Asked by reporters, in Iran's northeastern Khorasan Razavi province, whether he confirms a decrease in Iran's oil exports, the minister said: "We are not facing any decrease in (oil) exports," according to Mehr.
He also rejected the reports that 30 million barrels of Iran's oil are left on the southern waters of the country.
Recently, foreign media reported that due to the sanctions and as a result of reduction of oil purchase by Iran's customers, Iran has reserved its extracted oil up to 30 million barrels on its southern waters.
India Tuesday said it had decided to reduce crude oil imports from Iran by 11.1 percent this fiscal year to 15.5 million tons, a move which comes in the wake of pressure from the United States to isolate the Gulf nation over its nuclear program.
"Total crude oil imported from Iran by Indian companies during the period 2010-11 and 2011-12 is 18.50 million tons and 17.44 million tons respectively. The target fixed for import of crude oil from Iran for the year 2012-13 is approximately 15.5 million tons," Indian Minister of State for Petroleum and Natural Gas R.P. N. Singh told the Parliament.
India currently imports 80 percent of its crude oil from over 30 countries, and it relies on Iran for 12 percent of these imports.
Indicating that the reduction in oil imports from Iran is not based on the U.S. pressure, the minister said that the quantum of crude oil imported by Indian refineries from various sources is decided by themselves on the basis of technical, commercial and other considerations.
"To reduce its dependence on any particular region of the world, India has been consciously trying to diversify its sources of crude oil imports to strengthen the country's energy security," Singh said in a written reply to the Parliament.
India's decision came a week after U.S. Secretary of State Hillary Clinton said that New Delhi needed to further reduce imports from Iran to win waiver from U.S. sanctions.
To reduce the impact of sanctions on the country's oil sector, Iran's oil minister asked the EU, in April, to reconsider its sanctions on the Islamic republic's oil exports.
EU leaders approved in January the latest raft of restrictive measures on Iran's oil exports over Tehran's nuclear program they suspected of military aims. The sanctions were expected to come into force on July 1 but the EU states postponed the consideration of the plan.
"If Europeans don't cancel the oil sanctions, they will, for sure, have grave impacts on the energy market especially on the energy security," Qasemi said on the sidelines of an international oil show in Tehran on April 19.
"We are waiting for good news (from the Europeans) and the Europeans' response to Iran in Baghdad will be important for the oil market," said the Iranian oil minister.
The Iraqi capital of Baghdad will be hosting the next round of nuclear talks on May 23 between Iran and the world powers. The dialogue is expected to bear fruit in resolving the dispute over Iran's nuclear program.

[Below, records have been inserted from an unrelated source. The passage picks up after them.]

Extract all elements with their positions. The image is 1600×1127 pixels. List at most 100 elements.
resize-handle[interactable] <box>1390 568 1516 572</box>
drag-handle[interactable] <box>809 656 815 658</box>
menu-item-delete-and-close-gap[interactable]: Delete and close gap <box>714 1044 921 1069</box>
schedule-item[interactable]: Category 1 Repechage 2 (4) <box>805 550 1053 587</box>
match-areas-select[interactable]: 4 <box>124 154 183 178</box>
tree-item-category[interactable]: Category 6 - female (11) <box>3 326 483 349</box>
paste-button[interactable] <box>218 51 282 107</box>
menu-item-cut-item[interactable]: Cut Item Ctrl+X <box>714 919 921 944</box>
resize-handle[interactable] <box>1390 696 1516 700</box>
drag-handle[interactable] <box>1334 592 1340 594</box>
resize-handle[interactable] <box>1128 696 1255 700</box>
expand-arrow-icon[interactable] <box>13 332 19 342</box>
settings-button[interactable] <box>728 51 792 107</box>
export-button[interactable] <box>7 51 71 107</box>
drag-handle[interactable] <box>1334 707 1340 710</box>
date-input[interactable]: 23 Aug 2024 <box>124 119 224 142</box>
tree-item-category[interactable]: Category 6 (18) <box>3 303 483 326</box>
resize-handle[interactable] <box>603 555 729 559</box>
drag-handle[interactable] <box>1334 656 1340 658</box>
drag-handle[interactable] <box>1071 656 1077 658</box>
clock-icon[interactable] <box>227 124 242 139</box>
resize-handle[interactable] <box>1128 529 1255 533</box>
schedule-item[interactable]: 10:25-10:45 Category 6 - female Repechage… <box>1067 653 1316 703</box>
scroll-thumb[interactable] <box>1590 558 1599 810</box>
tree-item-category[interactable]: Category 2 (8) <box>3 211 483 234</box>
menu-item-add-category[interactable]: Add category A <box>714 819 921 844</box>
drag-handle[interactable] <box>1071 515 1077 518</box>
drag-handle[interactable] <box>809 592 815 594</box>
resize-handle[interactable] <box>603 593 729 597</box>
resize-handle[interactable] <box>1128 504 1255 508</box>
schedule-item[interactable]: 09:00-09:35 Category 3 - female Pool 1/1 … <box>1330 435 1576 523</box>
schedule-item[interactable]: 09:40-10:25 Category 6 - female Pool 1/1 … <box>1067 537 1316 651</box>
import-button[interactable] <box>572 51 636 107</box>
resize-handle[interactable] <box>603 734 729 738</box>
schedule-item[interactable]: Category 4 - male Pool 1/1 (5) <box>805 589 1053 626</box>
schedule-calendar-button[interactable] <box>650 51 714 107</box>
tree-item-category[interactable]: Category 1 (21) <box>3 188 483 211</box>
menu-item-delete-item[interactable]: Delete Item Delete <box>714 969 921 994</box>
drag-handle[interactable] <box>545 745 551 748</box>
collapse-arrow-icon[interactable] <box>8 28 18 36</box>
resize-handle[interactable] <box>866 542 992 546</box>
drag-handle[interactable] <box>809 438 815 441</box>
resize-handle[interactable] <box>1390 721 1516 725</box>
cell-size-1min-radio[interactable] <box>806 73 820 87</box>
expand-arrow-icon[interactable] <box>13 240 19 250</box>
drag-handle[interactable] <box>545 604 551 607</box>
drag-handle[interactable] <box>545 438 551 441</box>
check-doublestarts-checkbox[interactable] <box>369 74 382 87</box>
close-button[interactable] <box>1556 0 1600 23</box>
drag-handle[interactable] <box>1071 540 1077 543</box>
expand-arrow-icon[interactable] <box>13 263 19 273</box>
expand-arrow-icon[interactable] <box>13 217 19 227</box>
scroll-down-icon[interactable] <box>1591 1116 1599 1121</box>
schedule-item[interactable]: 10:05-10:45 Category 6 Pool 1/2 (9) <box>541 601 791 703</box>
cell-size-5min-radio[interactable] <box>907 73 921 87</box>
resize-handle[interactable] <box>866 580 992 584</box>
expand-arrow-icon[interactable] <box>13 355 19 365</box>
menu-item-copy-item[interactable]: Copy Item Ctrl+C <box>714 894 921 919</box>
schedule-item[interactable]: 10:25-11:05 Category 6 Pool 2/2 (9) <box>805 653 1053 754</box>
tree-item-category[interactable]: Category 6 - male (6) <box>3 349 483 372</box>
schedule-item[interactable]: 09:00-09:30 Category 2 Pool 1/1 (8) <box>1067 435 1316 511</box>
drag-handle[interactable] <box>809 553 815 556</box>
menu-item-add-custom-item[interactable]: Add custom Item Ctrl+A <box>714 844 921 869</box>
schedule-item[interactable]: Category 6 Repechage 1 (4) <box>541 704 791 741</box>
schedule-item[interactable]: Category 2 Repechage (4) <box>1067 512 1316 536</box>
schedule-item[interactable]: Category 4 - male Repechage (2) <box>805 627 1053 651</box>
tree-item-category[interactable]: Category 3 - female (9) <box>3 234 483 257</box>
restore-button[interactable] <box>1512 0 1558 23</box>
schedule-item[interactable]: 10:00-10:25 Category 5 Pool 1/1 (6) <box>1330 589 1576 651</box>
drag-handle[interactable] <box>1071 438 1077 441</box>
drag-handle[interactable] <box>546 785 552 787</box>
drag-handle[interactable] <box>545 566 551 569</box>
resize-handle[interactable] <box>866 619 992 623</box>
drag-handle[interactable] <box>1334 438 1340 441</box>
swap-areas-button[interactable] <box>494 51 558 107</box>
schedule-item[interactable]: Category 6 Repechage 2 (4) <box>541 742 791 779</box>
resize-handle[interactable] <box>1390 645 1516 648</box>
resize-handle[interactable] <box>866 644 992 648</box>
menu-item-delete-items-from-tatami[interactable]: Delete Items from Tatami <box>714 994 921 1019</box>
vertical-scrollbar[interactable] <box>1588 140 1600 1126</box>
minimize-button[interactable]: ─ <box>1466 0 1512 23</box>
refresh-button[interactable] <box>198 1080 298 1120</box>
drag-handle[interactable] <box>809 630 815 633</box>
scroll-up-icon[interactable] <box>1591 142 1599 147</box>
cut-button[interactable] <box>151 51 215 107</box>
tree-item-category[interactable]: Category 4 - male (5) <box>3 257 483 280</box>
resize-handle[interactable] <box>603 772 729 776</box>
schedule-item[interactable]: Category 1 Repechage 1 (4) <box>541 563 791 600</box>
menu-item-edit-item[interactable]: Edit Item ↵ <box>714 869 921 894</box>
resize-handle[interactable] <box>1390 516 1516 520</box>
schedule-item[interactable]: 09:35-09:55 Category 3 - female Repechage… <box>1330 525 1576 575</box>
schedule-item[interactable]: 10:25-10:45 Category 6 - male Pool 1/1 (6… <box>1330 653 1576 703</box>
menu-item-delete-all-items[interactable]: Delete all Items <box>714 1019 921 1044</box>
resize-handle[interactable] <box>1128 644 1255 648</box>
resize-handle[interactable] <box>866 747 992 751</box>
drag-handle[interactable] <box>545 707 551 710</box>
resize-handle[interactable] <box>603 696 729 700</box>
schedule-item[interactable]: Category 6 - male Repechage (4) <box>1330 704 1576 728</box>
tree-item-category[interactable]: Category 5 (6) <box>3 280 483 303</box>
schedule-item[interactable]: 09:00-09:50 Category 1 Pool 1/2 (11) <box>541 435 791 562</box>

On Tuesday, the local satellite Press TV reported Iran and Iraq are talking to establish a joint oil company.
Iran and Iraq are set to hold a new round of talks focusing on the development of a joint oil field as well as the establishment of a joint oil company, said the report.
Energy officials from the two countries will discuss the issues in Tehran on Tuesday.
Tehran and Baghdad are scheduled to form a six-member joint technical committee to conduct related studies and monitor the implementation of joint plans, according to the report.
Currently oil officials of the two neighboring countries have agreed to develop the Sohrab oil field in Iran's southwestern province of Khuzestan, and Iranian contractors will develop the joint field under a proposal by Iraq, said Press TV.
The two countries have 23 joint oil fields in the border regions.